Background and Purpose
In the US, about half of acute ischemic stroke patients treated with tissue plasminogen activator (tPA) receive treatment within 60 minutes of hospital arrival. We aimed to determine the proportion of patients receiving tPA within 60 minutes (DTNT≤60) and 45 minutes (DTNT≤45) of hospital arrival by race/ethnicity and sex and to identify temporal trends in DTNT≤60 and DTNT≤45.
Methods
Among 65,654 AIS admissions in the NINDS-funded FL-PR Collaboration to Reduce Stroke Disparities (CReSD) Study from 2010–2015, we included 6,181 IV tPA-treated cases (9.4%). Generalized estimating equations were used to determine predictors of DTNT≤60 and DTNT≤45.
Results
DTNT≤60 was achieved in 42% and DTNT≤45 in 18% of cases. After adjustment, women less likely received DTNT≤60 (OR=0.81, 95% CI 0.72–0.92) and DTNT≤45 (OR=0.73 95% CI 0.57–0.93). Compared to whites, Blacks less likely had DTNT≤45 during off hours (OR= 0.68, 95% CI 0.47–0.98). Achievement of DTNT≤60 and DTNT≤45 was highest in South Florida (50%, 23%) and lowest in West Central Florida (28%, 11%).
Conclusions
In the FL-PR Collaboration to Reduce Stroke Disparities, achievement of DTNT≤60 and DTNT≤45 remains low.
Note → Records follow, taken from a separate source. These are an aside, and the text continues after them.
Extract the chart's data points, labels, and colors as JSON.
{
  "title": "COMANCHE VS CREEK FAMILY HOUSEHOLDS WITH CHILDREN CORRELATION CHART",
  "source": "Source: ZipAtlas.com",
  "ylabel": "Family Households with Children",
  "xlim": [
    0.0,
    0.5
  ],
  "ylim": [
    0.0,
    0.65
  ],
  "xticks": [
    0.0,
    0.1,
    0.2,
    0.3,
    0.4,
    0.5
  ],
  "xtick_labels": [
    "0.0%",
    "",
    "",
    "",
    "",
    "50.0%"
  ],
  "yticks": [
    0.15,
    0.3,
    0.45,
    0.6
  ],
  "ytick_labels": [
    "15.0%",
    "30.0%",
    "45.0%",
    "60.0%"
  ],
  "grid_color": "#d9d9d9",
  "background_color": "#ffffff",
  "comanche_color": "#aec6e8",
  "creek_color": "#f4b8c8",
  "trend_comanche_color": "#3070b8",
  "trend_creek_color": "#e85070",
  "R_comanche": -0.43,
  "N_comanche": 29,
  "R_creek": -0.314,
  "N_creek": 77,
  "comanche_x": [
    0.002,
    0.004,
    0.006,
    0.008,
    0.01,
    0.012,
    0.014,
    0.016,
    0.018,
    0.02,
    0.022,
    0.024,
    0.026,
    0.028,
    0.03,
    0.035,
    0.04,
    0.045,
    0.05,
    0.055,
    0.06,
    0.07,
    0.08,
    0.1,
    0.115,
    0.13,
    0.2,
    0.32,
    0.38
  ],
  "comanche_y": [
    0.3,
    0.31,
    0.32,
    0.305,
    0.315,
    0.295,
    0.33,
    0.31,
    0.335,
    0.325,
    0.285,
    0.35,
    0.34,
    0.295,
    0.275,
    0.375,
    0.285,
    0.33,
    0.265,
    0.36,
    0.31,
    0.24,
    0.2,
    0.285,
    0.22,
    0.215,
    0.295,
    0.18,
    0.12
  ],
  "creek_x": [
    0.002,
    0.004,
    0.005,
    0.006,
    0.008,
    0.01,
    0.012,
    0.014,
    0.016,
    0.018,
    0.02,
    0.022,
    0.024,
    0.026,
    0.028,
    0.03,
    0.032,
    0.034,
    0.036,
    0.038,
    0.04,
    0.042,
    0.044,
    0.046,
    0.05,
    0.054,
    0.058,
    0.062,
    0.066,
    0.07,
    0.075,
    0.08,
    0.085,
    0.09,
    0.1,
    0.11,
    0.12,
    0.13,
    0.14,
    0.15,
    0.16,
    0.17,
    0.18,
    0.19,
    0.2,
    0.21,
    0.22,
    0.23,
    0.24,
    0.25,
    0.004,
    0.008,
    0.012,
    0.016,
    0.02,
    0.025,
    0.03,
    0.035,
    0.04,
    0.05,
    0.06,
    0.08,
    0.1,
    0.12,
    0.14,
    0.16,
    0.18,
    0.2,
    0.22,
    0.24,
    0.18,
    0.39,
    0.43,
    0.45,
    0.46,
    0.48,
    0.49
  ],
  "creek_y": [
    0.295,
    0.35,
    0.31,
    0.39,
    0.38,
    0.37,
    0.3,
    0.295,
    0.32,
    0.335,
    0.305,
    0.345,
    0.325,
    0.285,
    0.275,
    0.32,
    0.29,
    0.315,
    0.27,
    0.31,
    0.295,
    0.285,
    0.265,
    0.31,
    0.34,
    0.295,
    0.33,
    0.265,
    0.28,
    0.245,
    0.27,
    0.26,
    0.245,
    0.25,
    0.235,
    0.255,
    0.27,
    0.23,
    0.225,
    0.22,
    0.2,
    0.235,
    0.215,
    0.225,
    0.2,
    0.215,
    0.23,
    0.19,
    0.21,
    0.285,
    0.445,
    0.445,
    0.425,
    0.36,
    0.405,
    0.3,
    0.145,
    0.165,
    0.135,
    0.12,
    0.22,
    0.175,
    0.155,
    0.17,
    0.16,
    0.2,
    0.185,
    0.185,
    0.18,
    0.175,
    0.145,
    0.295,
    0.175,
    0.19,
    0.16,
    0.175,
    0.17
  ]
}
Compared to Whites, Blacks less likely receive tPA treatment within 45 minutes during off hours. Treatment within 60 and 45 minutes is lower in women compared to men and lowest in West Central Florida compared to other Florida regions and Puerto Rico. Further research is needed to identify reasons for delayed thrombolytic treatment in women and Blacks and factors contributing to regional disparities in DTNT.